Steps to configure analytic nodes for DSE Hadoop.

Important configuration changes, excluding those related to the Job Tracker, are:

Advanced users can also configure DataStax Enterprise to run jobs remotely.

DataStax Enterprise turns off virtual nodes (vnodes) by default because using vnodes causes a sharp increase in the Hadoop task scheduling latency. This increase is due to the number of Hadoop splits, which cannot be lower than the number of vnodes in the analytics datacenter. Using vnodes, instead of N splits for tiny data, you have, for example, 256 * N splits, where N number of physical nodes in the cluster. This may raise job latency from tens of seconds to single or even tens of minutes. This increase in job latency is relatively insignificant when running jobs for hours to analyze huge quantities of data that inherently has lots of splits anyway. In this case, vnodes are perfectly fine.
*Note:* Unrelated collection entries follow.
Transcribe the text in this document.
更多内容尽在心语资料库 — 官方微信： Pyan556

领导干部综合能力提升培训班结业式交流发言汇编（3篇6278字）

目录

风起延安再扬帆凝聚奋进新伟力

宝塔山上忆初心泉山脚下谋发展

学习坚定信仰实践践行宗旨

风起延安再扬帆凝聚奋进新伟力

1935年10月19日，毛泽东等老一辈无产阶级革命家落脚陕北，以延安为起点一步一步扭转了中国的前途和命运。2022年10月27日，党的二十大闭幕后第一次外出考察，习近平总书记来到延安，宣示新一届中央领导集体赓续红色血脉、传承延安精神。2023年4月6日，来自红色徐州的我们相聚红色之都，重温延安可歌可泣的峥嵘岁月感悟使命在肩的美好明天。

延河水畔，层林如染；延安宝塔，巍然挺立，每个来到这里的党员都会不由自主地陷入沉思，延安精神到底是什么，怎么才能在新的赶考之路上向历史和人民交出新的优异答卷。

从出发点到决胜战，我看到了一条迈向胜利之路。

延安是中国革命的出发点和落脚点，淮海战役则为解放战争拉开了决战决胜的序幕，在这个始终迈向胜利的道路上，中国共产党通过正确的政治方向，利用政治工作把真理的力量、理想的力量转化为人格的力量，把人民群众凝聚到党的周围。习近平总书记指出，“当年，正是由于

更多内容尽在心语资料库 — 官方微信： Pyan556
You can use vnodes for any Cassandra-only cluster, a Cassandra-only datacenter, a Spark datacenter, or a Search-only datacenter in a mixed Hadoop/Search/Cassandra deployment.

Attention: DataStax Enterprise turns off virtual nodes (vnodes) by default. DataStax does not recommend turning on vnodes for DSE Hadoop or BYOH nodes. Before turning vnodes on for Hadoop, understand the implications. DataStax Enterprise does support turning on vnodes for Spark nodes.

Setting the replication factor

Change the default replication factor to a production-appropriate value of at least 3.

Configuring the verbosity of log messages

To adjust the verbosity of log messages for Hadoop map/reduce tasks, add the following settings to the logback.xml file on each analytic node:

logback.logger.org.apache.hadoop.mapred=WARN 
logback.logger.org.apache.hadoop.filecache=WARN

The location of the logback.xml file depends on the type of installation:

Installer-Services and Package installations	/etc/dse/cassandra/logback.xml
Installer-No Services and Tarball installations	`install_location`/resources/cassandra/logback.xml

Connecting to non-standard Cassandra native port

If the Cassandra native port was changed to a port other than the default port 9042, you must change the cassandra.input.native.port configuration setting for Hive and Hadoop to use the non-default port. The following examples change the Cassandra native port protocol connections to use port 9999.

Inside the Hive shell, set the port after starting the DataStax Enterprise Hive shell:
```
dse hive
hive> set cassandra.input.native.port=9999; 
```

General Hive, add cassandra.input.native.port to the file:

There are two instances of the hive-site.xml file.

For use with Spark, the default location of the hive-site.xml file is:

Installer-Services and Package installations	/etc/dse/spark/hive-site.xml
Installer-No Services and Tarball installations	`install_location`/resources/spark/conf/hive-site.xml

For use with Hive, the default location of the hive-site.xml file is:

Installer-Services and Package installations	/etc/dse/hive/hive-site.xml
Installer-No Services and Tarball installations	`install_location`/resources/hive/conf/hive-site.xml

<property> 
    <name>cassandra.input.native.port</name>
    <value>9999</value> 
</property>

For Hadoop, add cassandra.input.native.port to the file:

The default location of the core-site.xml file depends on the type of installation:

Installer-Services and Package installations	/etc/dse/hadoop/conf/core-site.xml
Installer-No Services and Tarball installations	`install_location`/resources/hadoop/conf/core-site.xml

<property> 
    <name>cassandra.input.native.port</name> 
    <value>9999</value> 
</property>

Configuration for running jobs on a remote cluster

This information is intended for advanced users.

Procedure

To connect to external addresses:

Make sure that the hostname resolution works properly on the localhost for the remote cluster nodes.
Copy the dse-core-default.xml and dse-mapred-default.xml files from any working remote cluster node to your local Hadoop conf directory.
Run the job using dse hadoop.
To override the Job Tracker location or if DataStax Enterprise cannot automatically detect the Job Tracker location, define the HADOOP_JT environment variable before running the job:
```
$ export HADOOP_JT=jobtracker host:jobtracker port dse hadoop jar ....
```
If you need to connect to many different remote clusters from the same host:
1. Before starting the job, copy the remote Hadoop conf directories fully to the local node (into different locations).
2. Select the appropriate location by defining HADOOP_CONF_DIR.